# Challenge: Create a Siamese Network with Custom Layers, Custom Losses, and Custom Outputs

Creating a Siamese Network using Keras to determine if two MNIST images are of the same digit involves several steps. A Siamese Network typically consists of two identical subnetworks with shared weights. The output is a measure of similarity between the inputs.

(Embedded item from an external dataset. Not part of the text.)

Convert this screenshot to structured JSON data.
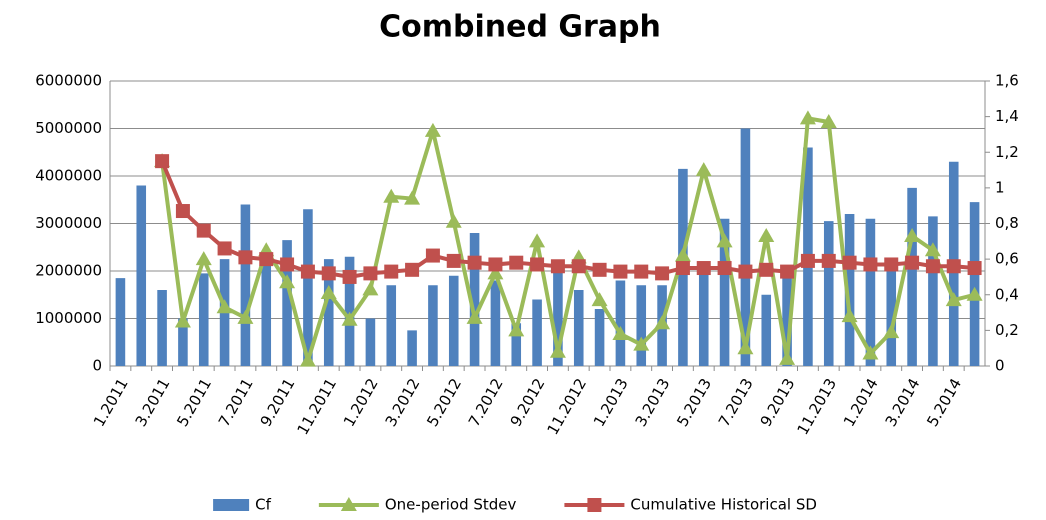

For this task, we'll also add a custom layer and a custom loss function suitable for comparing similarity.

Here are the steps we'll follow:

1. Load the MNIST Dataset: We'll use the MNIST dataset available in Keras.

1. Define the Custom Layer: This could be a simple layer for demonstration purposes.

1. Define the Siamese Network Architecture: The architecture will consist of two identical subnetworks.

1. Implement a Custom Loss Function: Suitable for a Siamese network, typically a contrastive loss function.

1. Prepare the Data: Format the MNIST data for the Siamese network training.

1. Compile and Train the Model: Using the custom loss function.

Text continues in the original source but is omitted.